Critics argue that when buying becomes too easy, people are more likely to overspend.
Super Pharmacy Plus, an Australian retailer that trialled the Fastlane checkout system, saw sales conversions jump 24%.
PayPal says US trials showed a 51% average conversion lift compared to standard guest checkout.
In other words, the gap between wanting something and paying for it is shrinking - and that means more spending.
Fastlane is currently in local trials and is expected to roll out more broadly from October 2025.
ACCC takes on alleged vegetable price fixing cartel
The Australian Competition and Consumer Commission (ACCC) has accused four vegetable producers that supply to ALDI of engaging in a price fixing cartel.
The growers allegedly priced fixed broccoli, cauliflower, iceberg lettuce, cucumber, Brussels sprouts and zucchini, to ALDI stores in New South Wales, Victoria and Queensland between 2018 and 2024.
The ACCC accuse:
- Perfection Fresh Australia
- Hydro Produce (Australia)
- Veli Velisha Fresh Produce and Velisha National Farms, its director and chief executive Catherine Velisha, and its senior sales manager Kaushik Vora
- M. Fragapane & Sons, and its general sales manager Roberto Nave.
In Australia, a cartel exists when businesses agree to act together instead of competing with each other.
"Businesses acting together instead of competing can drive up prices and harm consumers, while disadvantaging other businesses that are seeking to compete fairly," Says ACCC chair Gina Cass-Gottlieb.
"Protecting competition in our fresh food supply chains is extremely important to drive price competition for the benefit of Australian consumers."
The ACCC alleges "on 28 occasions, two or more of the suppliers made, or attempted to make, arrangements or understandings that had the purpose, effect or likely effect of fixing, controlling or maintaining the price of the produce."
The ACCC also alleges that on 48 occasions, one or more of the suppliers then submitted prices to ALDI in accordance with these arrangements or understandings.
For businesses, the maximum penalty for each breach is $50 million. For individuals, it's $2.5 million.
New ETF targets retirees seeking steady income
Fund manager Investors Mutual Limited (IML) has admitted a new exchange-traded fund (ETF) on the ASX designed for retirees and income-focused investors.
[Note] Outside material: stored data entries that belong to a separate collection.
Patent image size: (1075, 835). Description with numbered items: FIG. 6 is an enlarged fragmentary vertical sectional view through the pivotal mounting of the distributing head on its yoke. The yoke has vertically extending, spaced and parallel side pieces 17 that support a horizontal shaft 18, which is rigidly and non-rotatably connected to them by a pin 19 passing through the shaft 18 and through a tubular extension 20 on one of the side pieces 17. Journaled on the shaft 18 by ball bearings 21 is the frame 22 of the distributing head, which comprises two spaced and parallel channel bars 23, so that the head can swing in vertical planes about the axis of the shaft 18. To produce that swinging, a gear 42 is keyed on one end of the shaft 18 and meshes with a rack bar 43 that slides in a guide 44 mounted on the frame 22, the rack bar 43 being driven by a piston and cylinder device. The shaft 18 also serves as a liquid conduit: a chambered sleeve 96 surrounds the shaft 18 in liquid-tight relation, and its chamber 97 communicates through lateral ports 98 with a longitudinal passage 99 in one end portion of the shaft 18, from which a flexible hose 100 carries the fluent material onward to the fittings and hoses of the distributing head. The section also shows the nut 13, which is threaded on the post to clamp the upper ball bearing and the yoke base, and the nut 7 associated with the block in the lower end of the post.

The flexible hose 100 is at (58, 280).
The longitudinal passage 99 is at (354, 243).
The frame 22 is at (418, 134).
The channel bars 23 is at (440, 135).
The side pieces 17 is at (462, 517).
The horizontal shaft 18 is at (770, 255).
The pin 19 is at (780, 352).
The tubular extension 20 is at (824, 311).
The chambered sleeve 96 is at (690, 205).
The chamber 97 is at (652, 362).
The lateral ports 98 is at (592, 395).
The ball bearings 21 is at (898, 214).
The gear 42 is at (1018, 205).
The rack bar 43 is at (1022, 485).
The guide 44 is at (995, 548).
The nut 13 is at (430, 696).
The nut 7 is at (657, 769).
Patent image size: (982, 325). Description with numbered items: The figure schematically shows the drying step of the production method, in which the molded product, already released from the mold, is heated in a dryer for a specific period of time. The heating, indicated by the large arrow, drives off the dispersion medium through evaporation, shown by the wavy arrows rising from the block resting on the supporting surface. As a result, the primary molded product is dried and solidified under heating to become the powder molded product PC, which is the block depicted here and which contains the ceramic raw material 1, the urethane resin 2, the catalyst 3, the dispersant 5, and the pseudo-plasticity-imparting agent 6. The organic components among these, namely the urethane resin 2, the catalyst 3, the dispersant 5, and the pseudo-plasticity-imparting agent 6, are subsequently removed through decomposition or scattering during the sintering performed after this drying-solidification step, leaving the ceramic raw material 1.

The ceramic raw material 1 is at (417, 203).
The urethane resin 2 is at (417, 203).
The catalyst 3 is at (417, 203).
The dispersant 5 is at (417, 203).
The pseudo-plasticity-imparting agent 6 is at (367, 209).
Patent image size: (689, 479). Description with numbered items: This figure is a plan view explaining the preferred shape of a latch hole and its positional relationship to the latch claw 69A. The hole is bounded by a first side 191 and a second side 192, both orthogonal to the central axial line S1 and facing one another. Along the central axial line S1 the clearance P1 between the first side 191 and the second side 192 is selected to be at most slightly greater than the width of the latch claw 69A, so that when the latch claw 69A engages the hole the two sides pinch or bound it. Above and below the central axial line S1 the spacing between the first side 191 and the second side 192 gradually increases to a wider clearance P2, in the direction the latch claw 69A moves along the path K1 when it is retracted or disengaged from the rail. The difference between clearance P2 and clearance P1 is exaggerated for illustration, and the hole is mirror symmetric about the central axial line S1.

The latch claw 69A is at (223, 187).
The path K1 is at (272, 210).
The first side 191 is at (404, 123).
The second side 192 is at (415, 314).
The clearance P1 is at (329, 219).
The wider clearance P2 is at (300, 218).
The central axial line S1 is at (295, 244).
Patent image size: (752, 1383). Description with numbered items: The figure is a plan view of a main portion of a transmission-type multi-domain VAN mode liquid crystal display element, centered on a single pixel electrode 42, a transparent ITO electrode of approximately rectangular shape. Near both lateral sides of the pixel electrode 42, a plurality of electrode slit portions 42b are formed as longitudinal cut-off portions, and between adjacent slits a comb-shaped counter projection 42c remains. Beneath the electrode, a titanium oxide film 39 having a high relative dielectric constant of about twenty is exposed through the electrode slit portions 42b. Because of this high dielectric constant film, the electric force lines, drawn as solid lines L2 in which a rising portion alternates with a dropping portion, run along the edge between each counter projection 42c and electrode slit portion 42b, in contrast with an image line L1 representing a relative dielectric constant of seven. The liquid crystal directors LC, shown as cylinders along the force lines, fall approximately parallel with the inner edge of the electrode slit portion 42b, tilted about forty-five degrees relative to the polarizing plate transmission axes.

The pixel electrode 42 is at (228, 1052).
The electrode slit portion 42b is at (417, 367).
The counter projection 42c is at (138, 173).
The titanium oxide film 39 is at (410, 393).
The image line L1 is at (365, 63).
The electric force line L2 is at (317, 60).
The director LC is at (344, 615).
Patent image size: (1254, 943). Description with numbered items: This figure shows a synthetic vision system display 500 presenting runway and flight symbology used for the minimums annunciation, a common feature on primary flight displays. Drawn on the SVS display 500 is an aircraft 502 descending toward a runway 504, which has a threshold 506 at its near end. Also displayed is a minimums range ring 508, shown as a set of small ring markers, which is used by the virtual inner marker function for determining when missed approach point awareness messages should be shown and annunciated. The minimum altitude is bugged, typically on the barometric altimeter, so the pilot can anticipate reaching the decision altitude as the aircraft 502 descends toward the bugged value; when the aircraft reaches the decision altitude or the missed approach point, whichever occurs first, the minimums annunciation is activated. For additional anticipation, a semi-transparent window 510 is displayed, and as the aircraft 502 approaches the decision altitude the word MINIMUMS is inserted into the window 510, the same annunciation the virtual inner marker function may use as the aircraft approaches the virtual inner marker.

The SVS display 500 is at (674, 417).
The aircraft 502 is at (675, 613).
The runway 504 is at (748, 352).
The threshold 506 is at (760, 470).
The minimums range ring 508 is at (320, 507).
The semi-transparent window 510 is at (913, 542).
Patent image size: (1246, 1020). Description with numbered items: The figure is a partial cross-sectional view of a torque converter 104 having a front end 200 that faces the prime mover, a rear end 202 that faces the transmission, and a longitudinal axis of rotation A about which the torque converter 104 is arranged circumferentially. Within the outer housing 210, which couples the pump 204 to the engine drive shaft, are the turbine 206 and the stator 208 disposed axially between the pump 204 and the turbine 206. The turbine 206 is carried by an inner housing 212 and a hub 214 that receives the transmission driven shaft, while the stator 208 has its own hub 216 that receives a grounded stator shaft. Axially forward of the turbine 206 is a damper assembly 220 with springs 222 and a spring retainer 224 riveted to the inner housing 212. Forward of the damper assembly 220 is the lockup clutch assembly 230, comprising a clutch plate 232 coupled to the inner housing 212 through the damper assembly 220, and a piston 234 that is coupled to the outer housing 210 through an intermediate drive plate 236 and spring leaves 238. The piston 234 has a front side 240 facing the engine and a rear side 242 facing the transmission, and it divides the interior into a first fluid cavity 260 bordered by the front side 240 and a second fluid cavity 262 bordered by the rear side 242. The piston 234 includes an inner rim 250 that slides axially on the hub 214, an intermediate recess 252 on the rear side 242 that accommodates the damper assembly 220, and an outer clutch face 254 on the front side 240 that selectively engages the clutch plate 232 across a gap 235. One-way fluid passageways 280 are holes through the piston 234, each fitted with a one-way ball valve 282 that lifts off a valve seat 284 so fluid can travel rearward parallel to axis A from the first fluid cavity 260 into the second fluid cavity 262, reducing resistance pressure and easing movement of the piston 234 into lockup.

The actively managed Investors Mutual Equity Income Fund Complex ETF (ASX: EQIN) builds on IML's long-running Equity Income Fund, which has delivered a 2% dividend above the ASX 300 since 2011 (after fees and before franking).
Co-portfolio managers Michael O'Neill and Tuan Luu say the fund is designed to provide consistent income with lower volatility in a market where retirees are struggling to find stable returns.
With term deposits offering less as the RBA cuts rates, ASX yields dragged down by banks and resources, and concerns around private credit, options are limited.
O'Neil and Luu say EQIN takes a diversified, "bottom-up" approach, deliberately reducing exposure to financials and resources, which make up more than half the ASX-300.
Instead, it targets resilient industrial, healthcare and consumer staples companies with sustainable dividends and growth potential, while avoiding "dividend traps" and overleveraged businesses.
Top holdings include BHP Group, CSL, Brambles, CBA, NAB and The Lottery Corporation.
Management fees are 0.90% per annum, plus standard brokerage costs.
The move continues the strong ETF market growth, with Aussie investors having nearly 400 ETFs to choose from.